The Employee Retirement Income Act of 1974 (ERISA) allows for long-term disability claims to be assessed by a claim administrator working for the insurance company. The problem with this law is that it was drafted in 1974, hence it does not reflect the current changes occurring in the labor market.
A general analysis of the law will tell you that to a large extent it favors the interests of the insurance companies. This makes it easier for the claim administrator to get away with denying innocent employees their rightful share of benefits.
The thing you have to understand is that conflict of interests may make the claim administrators deny even the deserving employees their rights. The reason for this is very simple. Being an employee of the insurance company, they have an obligation to protect the company’s asset and bottom line.
Approving many long-term disability claims may seem to contradict this motive as it may bring about huge financial losses to the organization. This being the case, it is in your best interest to understand some of the reasons the claim may be rejected. Consider them as important tips for when filling the application form. The reasons include:
Failure to Meet the Disability Qualifications
Every insurance company has developed its own policies on the long term disability qualifications as informed by ERISA. Under these policies, the insurance may either choose to define long-term disability under the terms of “any occupation” or “own occupation”. Under the “any occupation” definition, you are considered disabled if your medical condition prevents you from performing tasks associated with any line of work. “Own occupation” disability, on the other hand, is when you cannot perform tasks associated with your respective job.
Therefore based on these definitions, the insurance can use the following grounds to deny your claims:
- Your policy is under the “any occupation” category yet your disability only limits your ability to perform your specific job-related tasks
- You had earlier been awarded benefits under the “own occupation” policy but it transformed into “any occupation” policy after a period of two years.
- Your insurance used some vague or general wording when defining the term “occupation” in your policy.
Failure to Produce Sufficient Medical Evidence
When filling your claim form, there is a section where your education is expected to fill. There is also another section requiring to provide evidence that may help support claims. These are two important sections that you cannot afford to play with when filling your form. This is the only chance the insurance company offers you to prove the severity of your medical condition. Some of the grounds insurances have used in the past to deny claims include:
- Failure to adhere to medical appointments/ treatments
- Failure to provide laboratory test or imaging scans conducted to help treat your condition
- Contradictory doctor’s report
- Failure to attach all the relevant medical records
Having a Pre-existing or Excluded Condition
The thing you have to understand about insurance companies is that they try as much to avoid taking up more liability than they should. Therefore, their policies will usually include clauses that help them achieve this objective. On the issue of pre-existing medical conditions, the long-term disability policy will not cover any disability associated with these conditions for a period extending to one year.
The same waiting period applies if you decide to improve your coverage plan. A claim may also be denied if the disability was caused by conditions excluded by the policy such as substance abuse.
Failure to Meet Submission Deadlines
It is always important to remember that there are set deadlines for the submission of long-term disability benefits claims. The same applies when placing an appeal for a verdict made in relation to your filed claims. These deadlines are usually guided by the stipulations set under ERISA law. Therefore, it is upon you to adhere to these guidelines to avoid giving the claim administrator a reason to reject your claim.
Irregular Medical Treatment
One thing you can be sure about insurance companies is that they do not let go of their money that easily. A simple mistake such as missing a doctor’s appointment for the said medical condition may automatically disqualify your claim. Therefore, when claiming long-term disability benefits, it is important you attend all the set doctor’s appointment. This also works to your advantage because you will also have more medical records to present as evidence.
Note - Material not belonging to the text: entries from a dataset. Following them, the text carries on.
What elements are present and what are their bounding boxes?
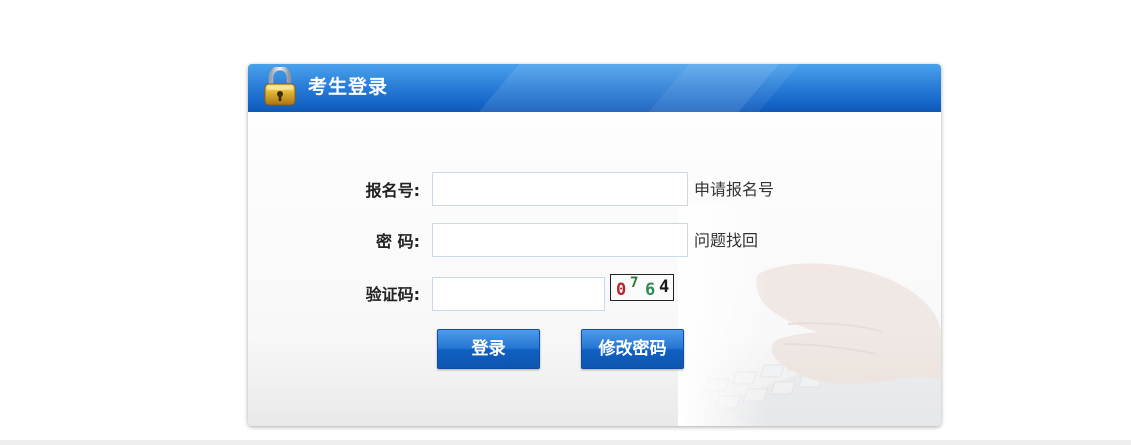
page-bottom-strip — [0, 440, 1131, 445]
apply-registration-link[interactable]: 申请报名号 — [694, 179, 774, 201]
panel-header: 考生登录 — [248, 64, 941, 112]
captcha-char: 7 — [630, 275, 639, 291]
captcha-image[interactable]: 0 7 6 4 — [610, 274, 674, 301]
password-recovery-link[interactable]: 问题找回 — [694, 230, 758, 252]
panel-title: 考生登录 — [308, 76, 389, 98]
padlock-icon — [264, 67, 296, 106]
captcha-input[interactable] — [432, 277, 605, 311]
change-password-button[interactable]: 修改密码 — [581, 329, 684, 369]
registration-number-label: 报名号: — [365, 181, 420, 200]
captcha-label: 验证码: — [365, 285, 420, 304]
login-panel: 考生登录 报名号: 申请报名号 密 码: 问题找回 验证码: 0 7 6 4 登… — [248, 64, 941, 426]
captcha-char: 4 — [659, 277, 670, 297]
password-input[interactable] — [432, 223, 688, 257]
registration-number-input[interactable] — [432, 172, 688, 206]
password-label: 密 码: — [376, 232, 420, 251]
captcha-char: 0 — [616, 280, 627, 300]
captcha-char: 6 — [645, 280, 656, 300]
login-button[interactable]: 登录 — [437, 329, 540, 369]
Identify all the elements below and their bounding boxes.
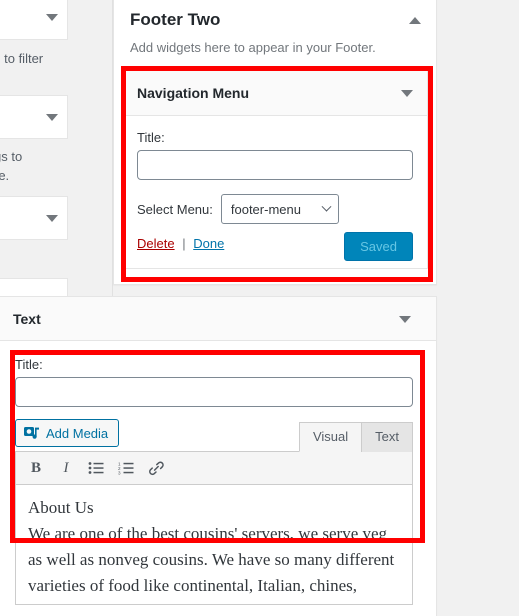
editor-content-area[interactable]: About Us We are one of the best cousins'… bbox=[15, 485, 413, 605]
text-widget: Text Title: Add Media Visual Text B I 1 … bbox=[0, 296, 437, 616]
title-label: Title: bbox=[137, 130, 165, 145]
link-separator: | bbox=[182, 236, 186, 251]
delete-link[interactable]: Delete bbox=[137, 236, 175, 251]
widget-body: Title: Add Media Visual Text B I 1 2 3 A… bbox=[0, 341, 436, 605]
select-menu-dropdown[interactable]: footer-menu bbox=[220, 194, 339, 224]
triangle-up-icon[interactable] bbox=[409, 17, 421, 24]
footer-two-panel: Footer Two Add widgets here to appear in… bbox=[113, 0, 437, 285]
save-button[interactable]: Saved bbox=[344, 232, 413, 261]
add-media-label: Add Media bbox=[46, 425, 109, 441]
add-media-button[interactable]: Add Media bbox=[15, 419, 120, 447]
chevron-down-icon bbox=[321, 201, 332, 212]
widget-title: Text bbox=[13, 310, 41, 327]
panel-description: Add widgets here to appear in your Foote… bbox=[130, 40, 376, 56]
widget-header[interactable]: Text bbox=[0, 297, 436, 341]
select-menu-value: footer-menu bbox=[230, 201, 301, 217]
italic-icon[interactable]: I bbox=[52, 455, 80, 481]
done-link[interactable]: Done bbox=[193, 236, 224, 251]
triangle-up-icon[interactable] bbox=[399, 315, 411, 323]
widgets-admin-screen: s to filter gs to re. Footer Two Add wid… bbox=[0, 0, 519, 616]
main-column: Footer Two Add widgets here to appear in… bbox=[0, 0, 519, 616]
tab-text[interactable]: Text bbox=[361, 422, 413, 452]
title-input[interactable] bbox=[137, 150, 413, 180]
triangle-up-icon[interactable] bbox=[401, 90, 413, 97]
navigation-menu-widget: Navigation Menu Title: Select Menu: foot… bbox=[122, 70, 428, 269]
tab-visual[interactable]: Visual bbox=[298, 422, 363, 452]
text-editor: Add Media Visual Text B I 1 2 3 About Us… bbox=[15, 419, 413, 605]
editor-paragraph-heading: About Us bbox=[28, 498, 94, 517]
bold-icon[interactable]: B bbox=[22, 455, 50, 481]
text-widget-panel: Text Title: Add Media Visual Text B I 1 … bbox=[0, 296, 437, 616]
numbered-list-icon[interactable]: 1 2 3 bbox=[112, 455, 140, 481]
widget-body: Title: Select Menu: footer-menu Delete |… bbox=[123, 116, 427, 280]
widget-title: Navigation Menu bbox=[137, 85, 250, 101]
select-menu-row: Select Menu: footer-menu bbox=[137, 194, 413, 224]
bulleted-list-icon[interactable] bbox=[82, 455, 110, 481]
select-menu-label: Select Menu: bbox=[137, 201, 213, 217]
title-input[interactable] bbox=[15, 377, 413, 407]
editor-media-bar: Add Media Visual Text bbox=[15, 419, 413, 452]
widget-controls: Delete | Done Saved bbox=[137, 232, 413, 266]
svg-text:3: 3 bbox=[118, 470, 121, 475]
link-icon[interactable] bbox=[142, 455, 170, 481]
panel-title: Footer Two bbox=[130, 10, 221, 29]
editor-paragraph-body: We are one of the best cousins' servers,… bbox=[28, 524, 395, 595]
media-icon bbox=[24, 426, 40, 441]
editor-toolbar: B I 1 2 3 bbox=[15, 451, 413, 485]
title-label: Title: bbox=[15, 357, 43, 372]
editor-mode-tabs: Visual Text bbox=[298, 422, 413, 452]
widget-header[interactable]: Navigation Menu bbox=[123, 71, 427, 116]
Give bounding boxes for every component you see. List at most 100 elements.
Inconsistencies of Video Surveillance with Your Claim
If you thought that you have had it rough with the insurance companies, wait till they start using video surveillance against you. When filing for a long-term disability claim, the company may decide to hire a private investigator to trail you and record your activities. Their aim is simply searching for inconsistencies in your report.
For example, you may claim that the medical condition makes it hard for you to lift heavy objects. If they are lucky enough to catch you on surveillance lifting heavy objects, then this may be enough evidence to disqualify your claim. The same case applies to the video on how you got injured in the first place. Inconsistencies between the workplace surveillance videos and your report may be enough grounds for disqualification.
From this analysis, it is evident that there are several legitimate reasons that the claim administrator can use to deny your long-term disability claim. In other cases, the administrator may also use illegitimate reasons with a view of protecting the interests of the insurance company.